Boxing's First Black Heavyweight Champ Celebrated a Century Later
RENO, Nev. (March 18, 2010)-- It was called the “Fight of the Century.” July 4, 1910, Jack Johnson, the first African-American World Heavyweight Champion, took on Jim Jeffries, the undefeated former heavyweight champion and racist America’s “Great White Hope.” Johnson won and the rest is well, history. Now, 100 years later, Reno will spend America's biggest holiday weekend celebrating the legacy of Jack Johnson and what Nevada historian, Guy Rocha calls “one of the greatest events in Nevada history..”
Article posted on 18.03.2010
The stacked weekend – scheduled for July 2-4, and corresponding with Reno’s already-planned Fourth of July festivities – includes a gala Jack Johnson Pardon Dinner, multimedia presentation and silent auction, with past boxing champions and celebrities in attendance; a Breakfast with Champions featuring a celebrity panel discussion, autograph and book signings; as well as live professional boxing at the Reno Events Center promoted by Top Rank Boxing and Let’s Get It On Promotions.
Event goers and boxing fans will also have the opportunity to visit the official Johnson and Jeffries training camps. A ceremonial bell ringing – featuring the original fight bell – will take place on the 100-year anniversary of its actual sounding, at the exact location of the fight.
A spectacle that grew to larger-than-life dimensions due to the racial tension prevalent during that era, the Johnson vs. Jeffries fight lasted 15 rounds before Jeffries’ corner finally threw in the towel, admitting defeat and sparking race riots across America.
The outcome of the fight, according to Rocha, “reflected everything White America feared: A black man had won the heavyweight championship, but he wasn’t an Uncle Tom, he didn’t play by their rules. He had white girlfriends and flaunted the social norms at the time. So ultimately, they made him pay the price with the Mann Act…
“Jack Johnson was robbed of his legacy. He was treated like an outcast. He should have been at the top of his game and able to fight to hold onto the title until someone could beat him. But they didn’t let him enjoy his glory."
Reno’s 100-year anniversary celebration coincides with efforts already underway by U.S. Sen. John McCain of Arizona, and U.S. Rep. Peter King of New York, to secure a pardon for Jack Johnson, who was unfairly convicted of violating the Mann Act – a law that made it a crime to transport women across state lines for “immoral purposes” – in 1913 because he kept company with white women at a time when doing so was considered shocking.
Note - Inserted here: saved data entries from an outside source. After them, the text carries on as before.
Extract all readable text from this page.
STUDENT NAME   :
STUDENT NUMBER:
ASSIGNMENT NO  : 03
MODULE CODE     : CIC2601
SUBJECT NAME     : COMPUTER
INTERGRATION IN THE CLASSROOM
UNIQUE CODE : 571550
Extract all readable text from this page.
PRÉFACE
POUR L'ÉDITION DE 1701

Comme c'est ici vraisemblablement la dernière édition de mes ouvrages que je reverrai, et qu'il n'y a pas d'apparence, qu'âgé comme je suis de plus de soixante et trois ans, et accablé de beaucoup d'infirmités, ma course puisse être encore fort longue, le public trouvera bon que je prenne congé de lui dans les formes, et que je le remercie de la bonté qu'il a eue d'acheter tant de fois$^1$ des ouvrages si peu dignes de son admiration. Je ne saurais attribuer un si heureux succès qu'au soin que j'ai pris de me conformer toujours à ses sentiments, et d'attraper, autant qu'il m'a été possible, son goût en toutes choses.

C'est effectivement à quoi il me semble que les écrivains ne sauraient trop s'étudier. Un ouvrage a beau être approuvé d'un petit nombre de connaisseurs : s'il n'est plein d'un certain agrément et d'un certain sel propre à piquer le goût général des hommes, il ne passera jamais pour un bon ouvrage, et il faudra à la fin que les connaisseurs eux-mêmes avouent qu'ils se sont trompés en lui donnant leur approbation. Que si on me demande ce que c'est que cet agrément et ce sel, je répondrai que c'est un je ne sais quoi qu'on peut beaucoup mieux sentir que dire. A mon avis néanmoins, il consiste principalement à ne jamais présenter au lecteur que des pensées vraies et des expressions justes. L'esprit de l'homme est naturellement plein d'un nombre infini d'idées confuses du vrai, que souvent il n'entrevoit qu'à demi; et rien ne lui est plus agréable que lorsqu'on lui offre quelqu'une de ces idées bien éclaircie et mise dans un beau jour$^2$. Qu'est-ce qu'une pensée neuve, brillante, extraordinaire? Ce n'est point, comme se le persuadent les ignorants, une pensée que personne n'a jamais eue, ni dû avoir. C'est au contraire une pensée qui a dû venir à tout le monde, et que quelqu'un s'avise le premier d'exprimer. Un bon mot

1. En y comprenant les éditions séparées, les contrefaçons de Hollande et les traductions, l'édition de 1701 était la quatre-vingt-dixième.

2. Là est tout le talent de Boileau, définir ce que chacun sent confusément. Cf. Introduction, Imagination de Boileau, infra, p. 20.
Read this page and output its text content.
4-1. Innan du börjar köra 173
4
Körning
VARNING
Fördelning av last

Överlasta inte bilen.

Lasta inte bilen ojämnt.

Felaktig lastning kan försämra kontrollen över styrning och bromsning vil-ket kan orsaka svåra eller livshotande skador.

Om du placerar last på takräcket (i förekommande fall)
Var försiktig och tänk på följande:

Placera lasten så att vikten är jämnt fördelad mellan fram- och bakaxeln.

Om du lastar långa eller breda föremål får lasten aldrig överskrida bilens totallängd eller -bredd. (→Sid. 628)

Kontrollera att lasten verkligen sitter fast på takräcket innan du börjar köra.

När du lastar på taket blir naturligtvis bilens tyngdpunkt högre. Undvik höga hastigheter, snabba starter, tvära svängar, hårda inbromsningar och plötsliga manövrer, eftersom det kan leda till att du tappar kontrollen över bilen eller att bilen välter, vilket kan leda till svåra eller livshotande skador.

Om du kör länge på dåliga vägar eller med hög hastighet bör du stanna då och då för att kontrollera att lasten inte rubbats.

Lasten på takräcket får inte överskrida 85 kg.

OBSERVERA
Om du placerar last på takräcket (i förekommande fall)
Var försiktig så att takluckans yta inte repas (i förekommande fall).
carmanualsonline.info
Organizers hope to convince President Barack Obama to travel to Reno to sign the pardon for Jack Johnson during the 100-year anniversary celebration of the Johnson-Jeffries fight this year.
“How fitting that Barack Obama would confer the pardon on a black man who was essentially treated horribly in a white world,” Rocha said. “He broke a barrier in 2008 when he was elected President, just like Jack Johnson broke a barrier by becoming heavyweight champion in his day. It’s too late to atone to Jack Johnson himself, but ultimately, justice delayed is better than no justice at all. We’re trying to absolve ourselves from this stain on American history. We victimized this man, all because he was a great black boxer.”